Köyü çevreleyen ormanlık alan uzaktan öylesine kasvetli görünüyordu ki bilmeyen birisi girse hem korkar hem de kısa zamanda ağaçların arasında kaybolur ve bir daha da yolunu bulamazdı. Ama köyün çocukları zamanlarının büyük bölümünü bu ormanın köye yakın kısımlarında geçirdikleri için her karışını bilirlerdi.

Köyün erkekleri ilkbahar, yaz ve sonbahar aylarında yoğun çalışmalardan dolayı yemeklerini yer yemez istirahata çekilirlerdi. Yorgunluktan kimsenin dinlenmekten başka bir düşüncesi olmazdı. Kış aylarında ise basit işler dışında yapılacak fazla bir iş olmadığından her gün akşam köyün ortasında bulunan bu tür toplantılar için yapılmış kulübede toplanırlardı. Yaz aylarında sessizliğe bürünen bu kulübe kış ayları ile birlikte eski neşeli günlerine dönerdi. Uzun sohbetleri tüccarların getirdikleri yeni haberler, gelecek için planlar, köyde olan ilginç olaylar süsler, geç saatlere kadar kahkahaların eşliğinde günün hafif yorgunluğu atılıp ertesi güne hazırlanılırdı. Çok nadir olmakla beraber köyün ileri gelenlerinin önemli toplantıları da bu kulübede yapılırdı. Bir de köye ticaret için gelen tüccarların birkaç gün konaklama ihtiyacını bu kulübe karşılardı. Eğer kulübede bir misafir varsa o gün orada köyün kadınlarının yaptığı enfes yemekler de yenirdi, sohbetse erken bitirilerek misafirin rahat dinlenmesine olanak sağlanırdı.

Köyün kadınları ise günlük işlerini yapmaktan başkaca bir şeye pek fırsat bulamazlardı. Kendileri için uygun bir zaman bulabilirlerse, bu zamanı da kış için bir şeyler örmekle veya dikiş dikmekle geçirirlerdi.
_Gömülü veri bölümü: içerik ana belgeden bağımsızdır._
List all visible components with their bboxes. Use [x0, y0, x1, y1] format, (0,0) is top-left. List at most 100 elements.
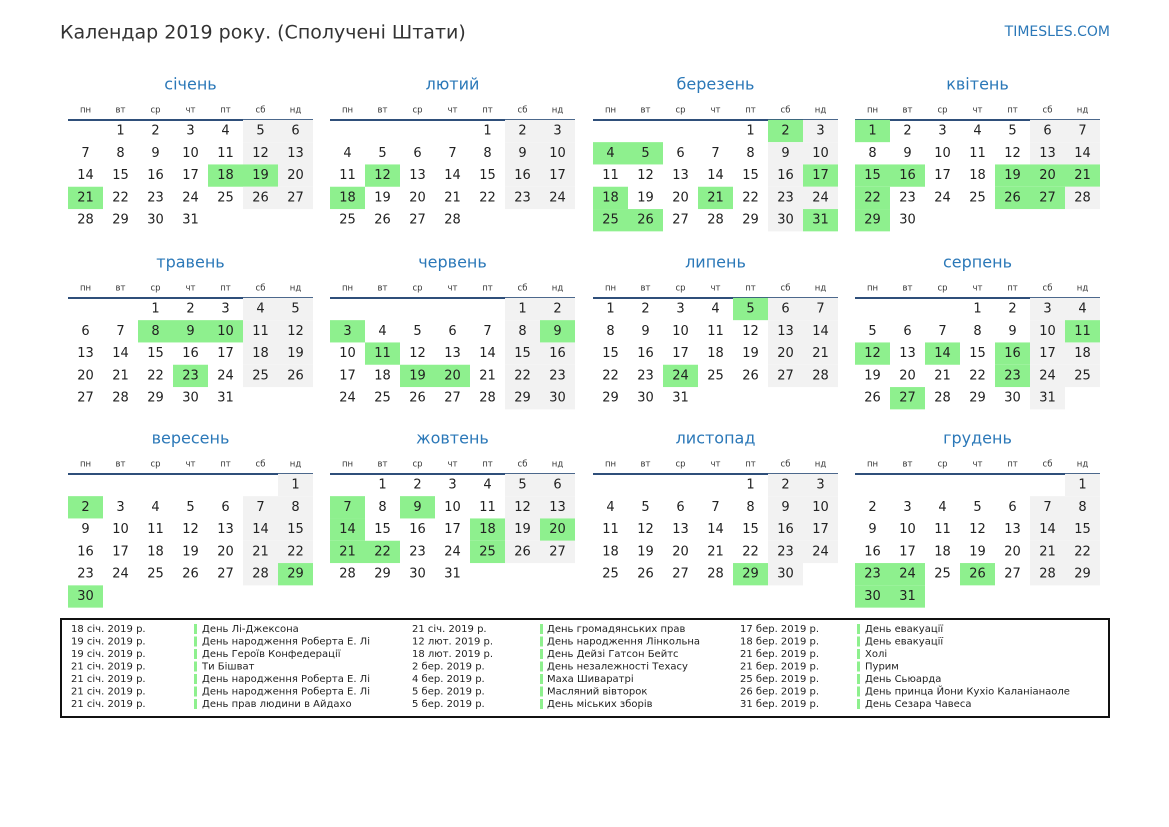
- holiday-date: 5 бер. 2019 р.: [412, 699, 485, 710]
- holiday-marker: [194, 624, 197, 634]
- day-number: 16: [637, 346, 654, 361]
- day-number: 20: [672, 190, 689, 205]
- weekend-cell: [540, 164, 575, 187]
- day-number: 17: [812, 168, 829, 183]
- weekday-label: чт: [448, 284, 458, 294]
- holiday-cell: [803, 209, 838, 232]
- day-number: 9: [553, 324, 561, 339]
- day-number: 28: [444, 213, 461, 228]
- day-number: 15: [374, 522, 391, 537]
- day-number: 1: [116, 124, 124, 139]
- weekday-label: нд: [552, 106, 564, 116]
- day-number: 23: [514, 190, 531, 205]
- holiday-cell: [925, 342, 960, 365]
- day-number: 7: [448, 146, 456, 161]
- month-name: серпень: [943, 253, 1012, 272]
- day-number: 12: [514, 500, 531, 515]
- day-number: 20: [1039, 168, 1056, 183]
- weekend-cell: [243, 320, 278, 343]
- weekend-cell: [1065, 563, 1100, 586]
- weekend-cell: [505, 164, 540, 187]
- day-number: 10: [549, 146, 566, 161]
- day-number: 26: [514, 544, 531, 559]
- day-number: 10: [672, 324, 689, 339]
- weekend-cell: [540, 119, 575, 143]
- weekend-cell: [1065, 496, 1100, 519]
- day-number: 29: [112, 213, 129, 228]
- day-number: 27: [287, 190, 304, 205]
- day-number: 17: [182, 168, 199, 183]
- day-number: 26: [637, 213, 654, 228]
- day-number: 18: [934, 544, 951, 559]
- day-number: 5: [413, 324, 421, 339]
- day-number: 10: [812, 500, 829, 515]
- weekday-label: пт: [220, 284, 231, 294]
- day-number: 4: [221, 124, 229, 139]
- weekend-cell: [768, 540, 803, 564]
- day-number: 20: [777, 346, 794, 361]
- holiday-marker: [194, 649, 197, 659]
- weekend-cell: [1030, 142, 1065, 165]
- day-number: 10: [934, 146, 951, 161]
- holiday-name: День Лі-Джексона: [202, 623, 299, 635]
- weekend-cell: [505, 142, 540, 165]
- day-number: 20: [409, 190, 426, 205]
- weekday-label: пн: [605, 106, 616, 116]
- day-number: 19: [374, 190, 391, 205]
- site-link[interactable]: TIMESLES.COM: [1004, 24, 1110, 40]
- day-number: 18: [1074, 346, 1091, 361]
- holiday-cell: [1030, 164, 1065, 187]
- day-number: 27: [672, 567, 689, 582]
- weekday-label: пн: [605, 460, 616, 470]
- weekday-label: пн: [342, 106, 353, 116]
- day-number: 3: [903, 500, 911, 515]
- holiday-cell: [138, 320, 173, 343]
- weekend-cell: [540, 473, 575, 497]
- holiday-date: 18 бер. 2019 р.: [740, 637, 819, 648]
- holiday-marker: [194, 636, 197, 647]
- weekday-label: ср: [675, 460, 685, 470]
- weekend-cell: [1030, 496, 1065, 519]
- day-number: 25: [934, 567, 951, 582]
- day-number: 27: [549, 544, 566, 559]
- day-number: 25: [707, 368, 724, 383]
- day-number: 11: [147, 522, 164, 537]
- weekday-label: чт: [448, 106, 458, 116]
- day-number: 30: [899, 213, 916, 228]
- day-number: 18: [602, 190, 619, 205]
- day-number: 22: [742, 190, 759, 205]
- weekday-label: пт: [745, 460, 756, 470]
- day-number: 1: [518, 302, 526, 317]
- day-number: 9: [413, 500, 421, 515]
- weekend-cell: [803, 473, 838, 497]
- weekday-label: ср: [675, 284, 685, 294]
- day-number: 31: [1039, 391, 1056, 406]
- weekend-cell: [505, 540, 540, 564]
- weekday-label: ср: [150, 284, 160, 294]
- weekday-label: ср: [150, 460, 160, 470]
- day-number: 4: [343, 146, 351, 161]
- weekday-label: нд: [1077, 106, 1089, 116]
- holiday-cell: [400, 364, 435, 388]
- holiday-date: 19 січ. 2019 р.: [71, 648, 146, 660]
- day-number: 20: [1004, 544, 1021, 559]
- day-number: 21: [1039, 544, 1056, 559]
- weekday-label: сб: [1043, 284, 1053, 294]
- holiday-cell: [540, 320, 575, 343]
- day-number: 24: [672, 368, 689, 383]
- weekend-cell: [243, 364, 278, 388]
- holiday-cell: [995, 186, 1030, 210]
- holiday-name: Пурим: [865, 662, 899, 673]
- weekend-cell: [1030, 119, 1065, 143]
- day-number: 5: [641, 146, 649, 161]
- holiday-date: 21 бер. 2019 р.: [740, 662, 819, 673]
- day-number: 19: [252, 168, 269, 183]
- weekday-label: чт: [711, 460, 721, 470]
- day-number: 14: [934, 346, 951, 361]
- weekday-label: нд: [1077, 460, 1089, 470]
- day-number: 9: [781, 500, 789, 515]
- weekend-cell: [278, 364, 313, 388]
- weekend-cell: [803, 186, 838, 210]
- day-number: 4: [938, 500, 946, 515]
- weekday-label: чт: [186, 284, 196, 294]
Bu köyde kavga, gürültü, küslük hemen hemen hiç yaşanmazdı. Bazen komşular seslerini bir birlerine hafifçe yükseltecek olsalar bile çok geçmeden hemen hatalarını anlarlar ve bir birlerinden özür dilerlerdi. Nede olsa yarın yine bir birlerinin yüzüne bakmayacaklar mıydı? Ve eninde sonunda yine bir birlerine muhtaç olacak ve bir birlerinin işini zamanında bitirmek için yardımcı olacaklardı. Bu hayat görüşü çocuklarının oyunlarına bile yansımıştı. Çocuklar neredeyse bir birleri ile hiç kavga etmezlerdi.

Evliliği kutsayan törenler köyde yaşayanlar için en güzel eğlence zamanları idi. Düğün için tarih köyün ileri gelenleri tarafından belirlenir, eğer ihtiyaç varsa onlar için köyün uygun olan bir yerinde ev yapılır, eşyalar hazırlanırdı. Bu işlere, köydeki herkes büyük bir istekle katılırdı. Çünkü bu durumun aynısını ya yıllar önce onlarda yaşamışlardı ya da yaşayacaklardı. Günler önceden yemekler, içilecek içkiler ve meyve suları hazırlanırdı. O gün geldiğinde herkes sabah erkenden köyün meydanında toplanır, köyün en yaşlısı tarafından kısa bir konuşma ile tören başlar ve çift, tanrı huzurunda kutsanırdı. Bu kutsamayı köyün en yaşlısı yapardı. Güneş batıdaki Karya Dağı'nın ardından kaybolmaya başladığı anda ortada büyük bir ateş yakılır ve eğlence bu ateşin çevresinde gece geç vakte kadar sürerdi.

Köydeki çocuklarda bu esnada kendi görevlerini yerine getirirlerdi. Yaşları sekiz ile onbeş arasında olanlardan bir kısmı o gün köyde hasta olan veya yürüyemeyecek denli yaşlı olanlarla ilgilenirlerken, kalanlar da daha küçük olanlarla ilgilenirlerdi.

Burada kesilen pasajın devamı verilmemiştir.